Considering 2 Peter 1:4, it’s easy to understand this progression. Here God tells us that it is through the “exceeding great and precious promises” in His Word that we escape “the corruption that is in the world through lust.”
Hebrews 5:14 further tells us that God’s Word gives us spiritual discernment and maturity: “But strong meat belongeth to them that are of full age, even those who by reason of use have their senses exercised to discern both good and evil.”

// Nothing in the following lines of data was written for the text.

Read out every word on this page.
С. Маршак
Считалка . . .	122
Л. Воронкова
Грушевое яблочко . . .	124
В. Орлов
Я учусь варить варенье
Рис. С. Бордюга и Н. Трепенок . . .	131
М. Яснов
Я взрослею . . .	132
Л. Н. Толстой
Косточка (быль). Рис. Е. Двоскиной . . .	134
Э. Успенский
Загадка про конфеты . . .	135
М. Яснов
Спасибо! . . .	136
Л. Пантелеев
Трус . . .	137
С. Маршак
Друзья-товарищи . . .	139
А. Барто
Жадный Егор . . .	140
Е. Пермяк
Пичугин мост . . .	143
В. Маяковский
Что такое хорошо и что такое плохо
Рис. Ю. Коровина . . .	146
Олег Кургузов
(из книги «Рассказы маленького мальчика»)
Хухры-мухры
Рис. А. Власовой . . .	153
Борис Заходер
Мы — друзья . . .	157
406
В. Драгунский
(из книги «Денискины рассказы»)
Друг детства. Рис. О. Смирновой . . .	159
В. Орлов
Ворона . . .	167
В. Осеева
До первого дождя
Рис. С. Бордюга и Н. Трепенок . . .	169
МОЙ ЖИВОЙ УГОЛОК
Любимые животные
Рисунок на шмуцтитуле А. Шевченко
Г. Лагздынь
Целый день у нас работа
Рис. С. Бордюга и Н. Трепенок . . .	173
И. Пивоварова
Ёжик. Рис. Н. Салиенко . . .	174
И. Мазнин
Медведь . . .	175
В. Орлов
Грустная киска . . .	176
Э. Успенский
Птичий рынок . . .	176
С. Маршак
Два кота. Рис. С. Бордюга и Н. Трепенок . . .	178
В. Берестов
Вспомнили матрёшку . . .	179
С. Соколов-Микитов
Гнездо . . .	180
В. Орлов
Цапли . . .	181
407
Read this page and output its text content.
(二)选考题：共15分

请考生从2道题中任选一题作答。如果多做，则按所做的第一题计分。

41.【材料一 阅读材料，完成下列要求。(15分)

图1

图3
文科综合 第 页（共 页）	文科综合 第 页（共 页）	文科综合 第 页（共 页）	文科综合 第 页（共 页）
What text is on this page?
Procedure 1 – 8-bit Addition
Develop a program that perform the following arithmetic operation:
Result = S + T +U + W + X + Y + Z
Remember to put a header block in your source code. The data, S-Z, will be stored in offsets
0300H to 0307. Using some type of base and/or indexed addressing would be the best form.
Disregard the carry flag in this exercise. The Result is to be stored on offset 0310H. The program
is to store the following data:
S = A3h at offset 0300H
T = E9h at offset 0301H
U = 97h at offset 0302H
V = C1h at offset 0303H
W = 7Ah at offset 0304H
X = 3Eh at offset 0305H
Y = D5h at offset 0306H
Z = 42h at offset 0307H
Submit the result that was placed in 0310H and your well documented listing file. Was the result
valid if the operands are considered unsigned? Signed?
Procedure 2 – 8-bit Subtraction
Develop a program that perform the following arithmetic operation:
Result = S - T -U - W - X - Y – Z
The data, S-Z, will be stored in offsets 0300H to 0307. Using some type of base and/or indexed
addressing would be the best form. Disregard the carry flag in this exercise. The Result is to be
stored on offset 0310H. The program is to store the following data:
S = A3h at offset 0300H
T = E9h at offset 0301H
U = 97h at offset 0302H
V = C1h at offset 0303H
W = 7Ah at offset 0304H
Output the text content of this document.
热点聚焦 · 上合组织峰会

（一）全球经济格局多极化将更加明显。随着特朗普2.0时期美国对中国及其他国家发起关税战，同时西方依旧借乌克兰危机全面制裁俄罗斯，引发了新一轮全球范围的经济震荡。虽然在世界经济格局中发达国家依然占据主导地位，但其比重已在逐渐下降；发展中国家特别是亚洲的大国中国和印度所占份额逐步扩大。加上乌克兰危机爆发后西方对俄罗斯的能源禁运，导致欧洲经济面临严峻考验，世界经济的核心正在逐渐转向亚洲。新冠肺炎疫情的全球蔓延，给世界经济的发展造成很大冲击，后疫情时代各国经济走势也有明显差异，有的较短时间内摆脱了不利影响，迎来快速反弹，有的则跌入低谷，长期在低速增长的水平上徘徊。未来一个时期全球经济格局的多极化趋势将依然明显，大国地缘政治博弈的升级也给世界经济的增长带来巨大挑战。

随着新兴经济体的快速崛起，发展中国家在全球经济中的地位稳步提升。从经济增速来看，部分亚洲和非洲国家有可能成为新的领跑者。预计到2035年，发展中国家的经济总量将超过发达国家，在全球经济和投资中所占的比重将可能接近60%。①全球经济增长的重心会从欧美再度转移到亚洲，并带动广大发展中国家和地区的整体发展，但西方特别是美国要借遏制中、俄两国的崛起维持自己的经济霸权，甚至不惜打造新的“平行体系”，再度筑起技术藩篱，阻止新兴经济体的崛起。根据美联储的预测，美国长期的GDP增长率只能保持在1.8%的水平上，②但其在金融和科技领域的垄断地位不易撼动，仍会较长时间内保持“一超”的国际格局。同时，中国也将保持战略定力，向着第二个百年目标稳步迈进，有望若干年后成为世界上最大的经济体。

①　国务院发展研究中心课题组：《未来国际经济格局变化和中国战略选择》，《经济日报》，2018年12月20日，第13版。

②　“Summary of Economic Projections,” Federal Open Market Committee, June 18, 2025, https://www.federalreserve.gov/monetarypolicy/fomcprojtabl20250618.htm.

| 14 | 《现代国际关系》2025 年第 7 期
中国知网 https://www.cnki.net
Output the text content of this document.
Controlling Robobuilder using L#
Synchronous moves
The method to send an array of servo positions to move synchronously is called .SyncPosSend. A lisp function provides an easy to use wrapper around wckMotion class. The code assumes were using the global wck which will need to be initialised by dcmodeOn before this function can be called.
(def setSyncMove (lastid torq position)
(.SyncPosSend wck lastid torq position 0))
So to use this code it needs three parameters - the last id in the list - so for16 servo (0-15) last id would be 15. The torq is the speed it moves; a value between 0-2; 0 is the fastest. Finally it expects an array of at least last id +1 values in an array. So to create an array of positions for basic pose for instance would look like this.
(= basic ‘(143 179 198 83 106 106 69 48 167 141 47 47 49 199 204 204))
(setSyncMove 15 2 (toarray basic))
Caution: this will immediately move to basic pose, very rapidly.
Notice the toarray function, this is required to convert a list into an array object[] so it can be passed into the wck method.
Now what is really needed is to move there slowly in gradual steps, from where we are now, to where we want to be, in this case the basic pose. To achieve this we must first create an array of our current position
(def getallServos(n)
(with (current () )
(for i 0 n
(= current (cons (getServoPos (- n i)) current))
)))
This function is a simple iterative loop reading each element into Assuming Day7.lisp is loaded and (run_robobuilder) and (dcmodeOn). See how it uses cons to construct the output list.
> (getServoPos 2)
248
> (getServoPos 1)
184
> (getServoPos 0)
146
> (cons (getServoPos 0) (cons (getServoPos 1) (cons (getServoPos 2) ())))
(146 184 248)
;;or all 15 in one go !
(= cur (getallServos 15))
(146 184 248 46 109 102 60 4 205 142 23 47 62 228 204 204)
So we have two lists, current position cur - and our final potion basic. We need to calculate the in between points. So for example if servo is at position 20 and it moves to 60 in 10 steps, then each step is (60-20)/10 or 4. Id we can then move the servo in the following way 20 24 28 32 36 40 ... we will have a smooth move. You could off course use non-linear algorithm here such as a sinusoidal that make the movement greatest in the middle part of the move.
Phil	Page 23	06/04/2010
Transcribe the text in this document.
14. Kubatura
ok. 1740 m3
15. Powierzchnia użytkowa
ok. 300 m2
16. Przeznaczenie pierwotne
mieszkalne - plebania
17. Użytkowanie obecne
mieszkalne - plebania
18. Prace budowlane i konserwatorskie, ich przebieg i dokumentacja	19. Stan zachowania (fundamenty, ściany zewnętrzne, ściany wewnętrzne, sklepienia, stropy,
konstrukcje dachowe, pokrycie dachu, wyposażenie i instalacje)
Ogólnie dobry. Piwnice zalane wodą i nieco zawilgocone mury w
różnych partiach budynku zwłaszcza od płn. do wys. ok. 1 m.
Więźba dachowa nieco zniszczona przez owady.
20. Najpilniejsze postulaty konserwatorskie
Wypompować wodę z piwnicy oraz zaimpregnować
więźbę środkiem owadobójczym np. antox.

A spiritual leader who has lost his discernment has surely also lost his personal time with God in His Word. He needs to hear the rebuke of Jesus, “Ye do err, not knowing the scriptures, nor the power of God” (Matthew 22:29).
A lethal devouring
When your discernment is gone, it is only a matter of time before you become Satan’s prey.
This is why 1 Peter 5:8 cautions, “Be sober, be vigilant; because your adversary the devil, as a roaring lion, walketh about, seeking whom he may devour.”
Satan is a defeated foe and can be conquered through the power of God. But what power does the undiscerning Christian have? He’s not sober or vigilant and has walked into Satan’s trap.
Stay off the path
As I’ve reflected on Dr. Goetsch’s message, I’m reminded anew of the gravity of discontent.
Could I urge you? If there is even a small discontent in your heart, turn from it! Look to Jesus, and recognize the fullness of who He is. Discontent in the heart is an evidence that we do not believe God alone is enough.
Are you finding lustful temptations particularly strong? Look deeper than the temptation, and you will find discontent. Eve would never have been lured into taking the fruit if she had simply rejoiced over the many trees of the garden God had given her to eat. Satan always works to pull our focus to what God has withheld. We would be less likely to fall for his temptations if we would instead focus on what God has given!
Don’t be devoured by Satan. Find your contentment in Jesus Christ, “for he hath said, I will never leave thee, nor forsake thee.” And He is enough!